47.Having regard to the terms of the reference now before it, the Court clearly does not have to consider that question in order to confirm or qualify the terms of the decision in American Home Products. I would merely observe that the API's strategy is not so much expressly to call that decision in question as to attempt to use it in order to prove an intention to partition markets. Obviously I shall be careful not to assess the chances of success of any actions which may be brought on the latter basis.
48.In conclusion, I propose that the Court should answer the questions put to it by the Court of Appeal as follows:
48."The adoption, by a body created by the State and possessing rights and powers derogating from the generally applicable rules of law, of an ethical rule the non-observance of which may lead to disciplinary proceedings may constitute a public measure for the purposes of Article 30 of the Treaty;
48.A national provision whereby a pharmacist is in all events required, when dispensing a prescription designating a medicinal product by its trade mark or its registered name, to supply exclusively a product bearing that mark or name is not incompatible with Article 30 of the Treaty even where it precludes the supply by the pharmacist of a product of equivalent value, authorized by the national authorities under provisions adopted in accordance with the judgment in Case 104/75 and manufactured by the same company or the same group of companies, or by the owner of a licence from that company, but bearing a mark or a name used for that product in a Member State which is different from that mentioned in the prescription."
(*) Original language: French.
(1) See in particular the judgments of 29 February 1968 in Case 24/67 Parke, Davis & Co. v Centrafarm ((1968)) ECR 55, of 31 October 1974 in Case 15/74 Centrafarm v Sterling Drug ((1974)) ECR 1147, of 31 October 1974 in Case 16/74 Centrafarm v Winthrop ((1974)) ECR 1183, of 20 May 1976 in Case 104/75 de Peijper ((1976)) ECR 613, of 23 May 1978 in Case 102/77 Hoffmann-La Roche v Centrafarm ((1978)) ECR 1139, of 10 October 1978 in Case 3/78 Centrafarm v American Home Products Corporation ((1978)) ECR 1823, of 14 July 1981 in Case 187/80 Merck v Stephar and Exler ((1981)) ECR 2063 and of 3 December 1981 in Case 1/81 Pfizer v Eurim-Pharm ((1981)) ECR 2913.
(2) Cited above in footnote 1.
(3) Paragraph 1.4.(ii) and (iv).
(4) Statement of 12 July 1986 confirmed by a letter of 12 August 1986 rejecting a request to revoke that statement.
(5) Cited above in footnote 1, paragraphs 15, 20, 21 and 22.
(6) I use this term in my opinion for the sake of convenience.
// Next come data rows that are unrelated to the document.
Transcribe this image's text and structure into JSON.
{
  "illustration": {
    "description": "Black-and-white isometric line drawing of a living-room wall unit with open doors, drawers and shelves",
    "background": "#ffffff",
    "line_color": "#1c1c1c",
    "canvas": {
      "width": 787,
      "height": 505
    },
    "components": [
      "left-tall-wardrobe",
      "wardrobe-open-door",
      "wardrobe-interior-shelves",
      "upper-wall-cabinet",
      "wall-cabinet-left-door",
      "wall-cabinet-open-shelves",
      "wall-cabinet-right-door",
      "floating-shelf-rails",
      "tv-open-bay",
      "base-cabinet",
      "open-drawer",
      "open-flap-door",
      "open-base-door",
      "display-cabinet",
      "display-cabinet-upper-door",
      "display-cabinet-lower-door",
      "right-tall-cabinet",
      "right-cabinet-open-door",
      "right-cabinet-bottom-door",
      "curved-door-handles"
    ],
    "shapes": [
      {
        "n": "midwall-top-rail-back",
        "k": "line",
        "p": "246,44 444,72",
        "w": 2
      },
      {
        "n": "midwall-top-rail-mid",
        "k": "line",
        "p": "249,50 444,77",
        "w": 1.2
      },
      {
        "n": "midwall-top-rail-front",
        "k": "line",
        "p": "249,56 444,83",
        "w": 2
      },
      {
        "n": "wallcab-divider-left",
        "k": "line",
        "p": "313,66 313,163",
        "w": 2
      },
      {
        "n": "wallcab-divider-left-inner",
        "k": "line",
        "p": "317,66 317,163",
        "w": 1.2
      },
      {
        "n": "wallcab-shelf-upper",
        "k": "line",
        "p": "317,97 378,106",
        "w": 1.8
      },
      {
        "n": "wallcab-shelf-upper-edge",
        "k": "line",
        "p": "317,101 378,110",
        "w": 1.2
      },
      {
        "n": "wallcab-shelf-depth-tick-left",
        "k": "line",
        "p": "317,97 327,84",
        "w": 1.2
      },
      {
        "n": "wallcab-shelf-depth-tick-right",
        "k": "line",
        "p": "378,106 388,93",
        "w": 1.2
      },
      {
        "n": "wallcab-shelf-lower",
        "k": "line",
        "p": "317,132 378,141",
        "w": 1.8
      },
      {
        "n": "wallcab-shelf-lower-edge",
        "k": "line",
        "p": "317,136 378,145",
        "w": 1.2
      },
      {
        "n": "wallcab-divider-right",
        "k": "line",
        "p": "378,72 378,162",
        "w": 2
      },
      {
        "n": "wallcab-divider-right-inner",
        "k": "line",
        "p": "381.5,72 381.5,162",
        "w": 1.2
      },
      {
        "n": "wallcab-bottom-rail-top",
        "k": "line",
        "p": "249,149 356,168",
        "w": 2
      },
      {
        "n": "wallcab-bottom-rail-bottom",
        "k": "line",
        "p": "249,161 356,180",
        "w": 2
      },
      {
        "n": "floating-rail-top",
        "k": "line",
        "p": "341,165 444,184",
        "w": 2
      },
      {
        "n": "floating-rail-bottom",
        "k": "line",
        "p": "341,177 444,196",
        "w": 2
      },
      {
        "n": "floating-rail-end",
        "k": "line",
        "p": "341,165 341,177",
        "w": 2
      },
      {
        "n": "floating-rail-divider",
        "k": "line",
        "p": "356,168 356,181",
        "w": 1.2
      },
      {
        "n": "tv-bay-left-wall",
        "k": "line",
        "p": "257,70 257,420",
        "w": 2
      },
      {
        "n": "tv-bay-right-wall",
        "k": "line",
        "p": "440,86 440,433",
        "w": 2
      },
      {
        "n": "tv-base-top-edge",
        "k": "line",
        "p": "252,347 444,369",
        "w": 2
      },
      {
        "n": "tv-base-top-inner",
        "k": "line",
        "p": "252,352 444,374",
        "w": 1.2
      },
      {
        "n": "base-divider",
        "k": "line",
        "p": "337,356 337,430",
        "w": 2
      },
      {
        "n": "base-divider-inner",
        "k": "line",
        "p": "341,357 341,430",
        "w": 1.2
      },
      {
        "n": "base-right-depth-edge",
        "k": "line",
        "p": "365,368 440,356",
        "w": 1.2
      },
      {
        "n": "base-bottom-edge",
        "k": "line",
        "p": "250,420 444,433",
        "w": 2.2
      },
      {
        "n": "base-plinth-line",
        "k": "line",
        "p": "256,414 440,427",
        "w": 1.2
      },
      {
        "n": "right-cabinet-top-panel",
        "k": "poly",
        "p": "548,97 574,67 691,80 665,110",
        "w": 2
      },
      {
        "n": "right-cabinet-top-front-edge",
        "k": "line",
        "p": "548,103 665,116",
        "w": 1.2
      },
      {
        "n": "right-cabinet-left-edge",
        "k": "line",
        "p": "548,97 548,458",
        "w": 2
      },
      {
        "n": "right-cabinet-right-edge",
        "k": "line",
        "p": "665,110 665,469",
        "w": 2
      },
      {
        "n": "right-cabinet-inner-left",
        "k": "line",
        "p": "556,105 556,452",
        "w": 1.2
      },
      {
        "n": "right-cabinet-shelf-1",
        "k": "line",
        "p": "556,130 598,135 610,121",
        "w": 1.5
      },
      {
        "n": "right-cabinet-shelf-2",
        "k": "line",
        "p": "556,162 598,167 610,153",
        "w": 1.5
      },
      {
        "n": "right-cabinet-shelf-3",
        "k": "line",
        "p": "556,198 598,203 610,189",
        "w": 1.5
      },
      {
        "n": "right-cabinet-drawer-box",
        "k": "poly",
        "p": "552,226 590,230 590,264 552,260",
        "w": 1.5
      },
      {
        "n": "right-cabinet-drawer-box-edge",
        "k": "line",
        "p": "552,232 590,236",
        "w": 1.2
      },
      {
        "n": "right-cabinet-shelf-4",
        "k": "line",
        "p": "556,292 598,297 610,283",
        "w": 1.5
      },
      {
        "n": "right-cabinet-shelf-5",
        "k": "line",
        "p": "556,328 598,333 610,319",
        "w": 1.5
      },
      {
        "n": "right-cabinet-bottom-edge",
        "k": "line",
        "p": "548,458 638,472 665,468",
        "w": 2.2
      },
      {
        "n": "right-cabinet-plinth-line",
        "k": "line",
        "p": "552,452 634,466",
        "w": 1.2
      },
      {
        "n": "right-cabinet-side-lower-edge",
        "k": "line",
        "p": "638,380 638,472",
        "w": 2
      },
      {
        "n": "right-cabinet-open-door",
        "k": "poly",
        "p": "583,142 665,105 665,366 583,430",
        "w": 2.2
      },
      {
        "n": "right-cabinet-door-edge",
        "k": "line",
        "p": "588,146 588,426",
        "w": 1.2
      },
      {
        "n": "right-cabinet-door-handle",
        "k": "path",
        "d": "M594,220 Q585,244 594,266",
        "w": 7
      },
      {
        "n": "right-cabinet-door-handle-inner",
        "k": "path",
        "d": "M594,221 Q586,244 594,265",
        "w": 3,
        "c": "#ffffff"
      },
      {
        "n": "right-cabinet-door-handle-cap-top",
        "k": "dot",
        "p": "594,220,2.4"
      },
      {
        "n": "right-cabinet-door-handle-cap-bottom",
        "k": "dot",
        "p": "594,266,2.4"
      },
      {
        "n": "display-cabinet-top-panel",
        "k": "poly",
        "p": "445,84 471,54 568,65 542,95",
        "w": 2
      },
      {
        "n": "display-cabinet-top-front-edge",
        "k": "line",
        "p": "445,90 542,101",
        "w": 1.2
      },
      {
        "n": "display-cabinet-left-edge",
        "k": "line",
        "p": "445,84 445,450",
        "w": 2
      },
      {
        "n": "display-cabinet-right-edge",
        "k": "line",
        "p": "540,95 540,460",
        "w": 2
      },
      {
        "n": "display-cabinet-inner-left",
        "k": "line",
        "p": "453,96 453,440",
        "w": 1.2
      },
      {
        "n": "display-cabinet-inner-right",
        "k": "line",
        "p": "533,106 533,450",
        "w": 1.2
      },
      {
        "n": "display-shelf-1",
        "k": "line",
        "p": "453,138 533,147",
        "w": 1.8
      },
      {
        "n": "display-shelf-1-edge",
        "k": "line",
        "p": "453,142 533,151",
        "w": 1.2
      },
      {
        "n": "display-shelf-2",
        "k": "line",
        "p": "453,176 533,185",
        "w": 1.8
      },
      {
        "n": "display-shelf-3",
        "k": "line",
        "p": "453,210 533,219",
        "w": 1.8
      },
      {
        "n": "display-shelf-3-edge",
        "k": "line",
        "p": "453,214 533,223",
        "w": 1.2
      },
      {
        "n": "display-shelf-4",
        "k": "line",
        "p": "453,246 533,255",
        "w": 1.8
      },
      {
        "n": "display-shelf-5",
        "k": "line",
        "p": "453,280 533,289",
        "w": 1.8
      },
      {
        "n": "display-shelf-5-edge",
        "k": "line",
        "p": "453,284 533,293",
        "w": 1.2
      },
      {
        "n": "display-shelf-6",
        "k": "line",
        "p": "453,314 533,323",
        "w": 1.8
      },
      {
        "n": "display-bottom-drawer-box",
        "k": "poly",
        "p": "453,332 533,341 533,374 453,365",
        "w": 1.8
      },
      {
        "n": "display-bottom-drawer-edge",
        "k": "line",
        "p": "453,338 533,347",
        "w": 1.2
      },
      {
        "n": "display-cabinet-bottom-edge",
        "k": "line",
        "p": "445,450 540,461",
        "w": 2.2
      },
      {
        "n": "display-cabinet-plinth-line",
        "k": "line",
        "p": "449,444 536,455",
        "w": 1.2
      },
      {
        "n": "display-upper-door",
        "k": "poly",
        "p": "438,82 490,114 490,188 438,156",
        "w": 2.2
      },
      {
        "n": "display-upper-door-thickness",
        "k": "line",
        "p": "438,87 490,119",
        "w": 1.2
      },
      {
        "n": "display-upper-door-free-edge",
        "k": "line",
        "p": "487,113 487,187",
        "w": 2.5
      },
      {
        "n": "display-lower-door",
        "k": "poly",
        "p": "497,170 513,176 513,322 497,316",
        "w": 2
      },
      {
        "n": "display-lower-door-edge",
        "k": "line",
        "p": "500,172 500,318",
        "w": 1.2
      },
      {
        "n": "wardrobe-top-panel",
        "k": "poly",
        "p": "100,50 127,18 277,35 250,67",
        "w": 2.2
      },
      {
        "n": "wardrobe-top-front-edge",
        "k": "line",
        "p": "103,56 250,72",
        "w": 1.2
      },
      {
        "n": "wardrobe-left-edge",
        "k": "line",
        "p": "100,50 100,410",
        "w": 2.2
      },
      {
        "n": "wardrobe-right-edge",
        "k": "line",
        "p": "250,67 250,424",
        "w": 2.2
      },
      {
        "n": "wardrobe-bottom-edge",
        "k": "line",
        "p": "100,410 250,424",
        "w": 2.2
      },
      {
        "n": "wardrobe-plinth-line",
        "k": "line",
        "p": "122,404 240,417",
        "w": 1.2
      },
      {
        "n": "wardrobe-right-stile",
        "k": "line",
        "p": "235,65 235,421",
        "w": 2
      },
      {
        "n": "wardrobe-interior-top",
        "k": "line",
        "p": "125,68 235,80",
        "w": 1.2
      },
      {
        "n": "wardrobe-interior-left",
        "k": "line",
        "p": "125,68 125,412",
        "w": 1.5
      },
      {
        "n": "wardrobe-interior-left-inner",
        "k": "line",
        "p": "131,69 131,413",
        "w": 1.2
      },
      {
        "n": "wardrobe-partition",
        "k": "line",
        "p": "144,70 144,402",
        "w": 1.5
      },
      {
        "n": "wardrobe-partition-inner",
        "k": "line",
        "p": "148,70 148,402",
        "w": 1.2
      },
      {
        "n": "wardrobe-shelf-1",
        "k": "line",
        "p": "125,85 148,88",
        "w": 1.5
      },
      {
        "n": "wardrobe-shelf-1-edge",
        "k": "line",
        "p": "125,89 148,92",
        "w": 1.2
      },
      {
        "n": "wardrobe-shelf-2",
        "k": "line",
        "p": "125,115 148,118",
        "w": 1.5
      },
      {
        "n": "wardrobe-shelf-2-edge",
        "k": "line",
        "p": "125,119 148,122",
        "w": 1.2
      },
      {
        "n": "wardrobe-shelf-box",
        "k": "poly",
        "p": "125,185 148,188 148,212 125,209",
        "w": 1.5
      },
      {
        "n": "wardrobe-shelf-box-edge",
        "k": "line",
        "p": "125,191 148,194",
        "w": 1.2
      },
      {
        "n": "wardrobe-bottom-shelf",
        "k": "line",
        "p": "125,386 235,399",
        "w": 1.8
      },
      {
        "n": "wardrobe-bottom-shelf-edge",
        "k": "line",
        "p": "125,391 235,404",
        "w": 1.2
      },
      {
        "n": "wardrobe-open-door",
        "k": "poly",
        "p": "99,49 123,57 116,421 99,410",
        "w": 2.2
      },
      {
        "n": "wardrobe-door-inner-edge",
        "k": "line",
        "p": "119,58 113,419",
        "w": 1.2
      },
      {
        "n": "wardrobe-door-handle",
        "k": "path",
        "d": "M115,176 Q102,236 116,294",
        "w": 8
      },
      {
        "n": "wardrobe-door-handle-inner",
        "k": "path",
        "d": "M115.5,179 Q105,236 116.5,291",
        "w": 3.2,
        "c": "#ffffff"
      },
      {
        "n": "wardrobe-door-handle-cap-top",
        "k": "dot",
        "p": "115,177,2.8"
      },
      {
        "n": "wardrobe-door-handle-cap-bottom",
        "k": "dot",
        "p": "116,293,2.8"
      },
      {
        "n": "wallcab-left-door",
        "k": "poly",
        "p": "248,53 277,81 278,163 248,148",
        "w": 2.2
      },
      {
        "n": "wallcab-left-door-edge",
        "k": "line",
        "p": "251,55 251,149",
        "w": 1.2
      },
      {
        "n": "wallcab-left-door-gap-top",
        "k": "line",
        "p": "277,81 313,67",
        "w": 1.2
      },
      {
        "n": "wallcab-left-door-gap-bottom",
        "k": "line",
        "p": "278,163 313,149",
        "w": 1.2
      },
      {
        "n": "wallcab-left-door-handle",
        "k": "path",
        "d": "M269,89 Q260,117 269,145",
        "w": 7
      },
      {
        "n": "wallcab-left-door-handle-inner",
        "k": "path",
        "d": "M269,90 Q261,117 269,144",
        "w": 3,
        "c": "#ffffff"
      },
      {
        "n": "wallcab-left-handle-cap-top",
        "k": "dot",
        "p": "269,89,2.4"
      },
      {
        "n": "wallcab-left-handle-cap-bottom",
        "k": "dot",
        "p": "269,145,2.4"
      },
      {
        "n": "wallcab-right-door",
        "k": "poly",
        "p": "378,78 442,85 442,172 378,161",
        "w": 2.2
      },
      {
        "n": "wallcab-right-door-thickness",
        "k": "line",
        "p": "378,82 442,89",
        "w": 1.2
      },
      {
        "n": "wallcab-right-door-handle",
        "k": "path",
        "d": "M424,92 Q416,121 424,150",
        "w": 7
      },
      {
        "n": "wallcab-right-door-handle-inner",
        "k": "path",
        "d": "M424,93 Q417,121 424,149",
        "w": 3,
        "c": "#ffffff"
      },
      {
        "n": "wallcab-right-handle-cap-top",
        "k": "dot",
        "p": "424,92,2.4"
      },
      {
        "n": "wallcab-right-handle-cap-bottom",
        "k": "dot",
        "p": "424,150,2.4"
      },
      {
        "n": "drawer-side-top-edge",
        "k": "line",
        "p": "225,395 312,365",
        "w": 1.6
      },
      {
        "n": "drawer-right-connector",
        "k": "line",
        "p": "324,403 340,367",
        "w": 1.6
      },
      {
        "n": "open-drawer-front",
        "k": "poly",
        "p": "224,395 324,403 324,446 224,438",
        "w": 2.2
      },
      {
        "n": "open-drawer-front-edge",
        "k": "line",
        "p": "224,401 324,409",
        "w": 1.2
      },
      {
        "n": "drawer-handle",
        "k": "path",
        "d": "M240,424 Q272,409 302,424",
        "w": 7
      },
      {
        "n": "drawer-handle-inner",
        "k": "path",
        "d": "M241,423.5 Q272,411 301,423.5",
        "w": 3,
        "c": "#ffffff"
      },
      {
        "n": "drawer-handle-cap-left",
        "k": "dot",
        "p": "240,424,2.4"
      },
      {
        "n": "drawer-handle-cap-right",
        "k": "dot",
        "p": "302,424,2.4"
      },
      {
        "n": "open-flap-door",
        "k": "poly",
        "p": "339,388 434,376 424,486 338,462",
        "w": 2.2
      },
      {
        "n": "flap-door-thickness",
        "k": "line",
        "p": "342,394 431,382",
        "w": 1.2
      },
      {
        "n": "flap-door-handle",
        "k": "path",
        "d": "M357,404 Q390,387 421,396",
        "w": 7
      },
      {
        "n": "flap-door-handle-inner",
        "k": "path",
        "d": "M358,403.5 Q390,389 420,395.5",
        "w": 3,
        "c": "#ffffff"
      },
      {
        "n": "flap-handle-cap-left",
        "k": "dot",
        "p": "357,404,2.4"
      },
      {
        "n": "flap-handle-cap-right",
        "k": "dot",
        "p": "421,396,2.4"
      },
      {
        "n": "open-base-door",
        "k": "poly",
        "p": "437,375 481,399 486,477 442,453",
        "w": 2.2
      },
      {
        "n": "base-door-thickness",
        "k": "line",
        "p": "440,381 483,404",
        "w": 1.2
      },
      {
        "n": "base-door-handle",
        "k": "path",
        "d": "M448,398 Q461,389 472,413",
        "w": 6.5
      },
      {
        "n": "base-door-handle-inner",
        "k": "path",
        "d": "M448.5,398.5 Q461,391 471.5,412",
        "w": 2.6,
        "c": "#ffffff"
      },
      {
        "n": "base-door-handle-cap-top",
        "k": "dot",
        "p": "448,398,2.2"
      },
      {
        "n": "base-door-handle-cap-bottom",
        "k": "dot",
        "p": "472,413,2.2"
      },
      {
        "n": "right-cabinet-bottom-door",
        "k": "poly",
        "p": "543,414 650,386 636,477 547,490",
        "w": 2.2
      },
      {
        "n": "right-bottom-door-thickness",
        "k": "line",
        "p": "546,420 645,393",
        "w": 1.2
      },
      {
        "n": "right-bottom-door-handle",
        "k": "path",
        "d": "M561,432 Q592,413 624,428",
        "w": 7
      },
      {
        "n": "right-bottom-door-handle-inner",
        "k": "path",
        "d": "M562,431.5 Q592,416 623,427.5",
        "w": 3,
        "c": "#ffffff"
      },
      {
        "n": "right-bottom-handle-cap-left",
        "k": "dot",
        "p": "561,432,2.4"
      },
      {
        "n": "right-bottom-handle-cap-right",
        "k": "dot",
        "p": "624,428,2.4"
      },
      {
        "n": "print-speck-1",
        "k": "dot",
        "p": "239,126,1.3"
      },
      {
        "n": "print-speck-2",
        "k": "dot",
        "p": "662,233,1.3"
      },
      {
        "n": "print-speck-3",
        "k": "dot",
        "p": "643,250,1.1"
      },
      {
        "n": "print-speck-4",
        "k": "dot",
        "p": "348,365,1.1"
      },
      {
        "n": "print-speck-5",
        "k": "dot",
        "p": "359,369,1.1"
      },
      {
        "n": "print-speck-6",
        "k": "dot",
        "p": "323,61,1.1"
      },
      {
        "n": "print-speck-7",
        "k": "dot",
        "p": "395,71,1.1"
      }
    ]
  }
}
To my mind, it is clear that such usage does not reflect any reservations about the equivalence between the prescribed product and the product supplied in such a case.
(7) Judgment of 22 September 1988 in Case 45/87 Commission v Ireland ((1988) ECR 4929).
(8) Judgment of 24 November 1982 in Case 249/82 Commission v Ireland ((1982) ECR 4005).
(9) Judgment of 1 October 1987 in Case 311/85 Vlaamse Reisbureaus ((1987) ECR 3801).
(10) Judgment of 11 July 1974 in Case 8/74 Procureur du Roi v Dassonville ((1974) ECR 837).
(11) Judgment of 31 March 1982 in Case 175/81 Blesgen v Belgium ((1982) ECR 1211, in particular paragraph 9 at p. 1229.
(12) Judgment of 7 February 1984 in Case 238/82 Duphar BV and Others v Netherlands ((1984) ECR 525.
(13) Paragraph 20, my emphasis.
(14) Case 238/82 Duphar, cited above, paragraph 20, my emphasis.
(15) Cited above, footnote 1.
(16) Paragraph 11, my emphasis.
(17) Paragraph 12.
(18) Paragraph 13, my emphasis.
(19) Paragraph 17.
(20) Case 3/78 Centrafarm v American Home Products, cited above, paragraph 15.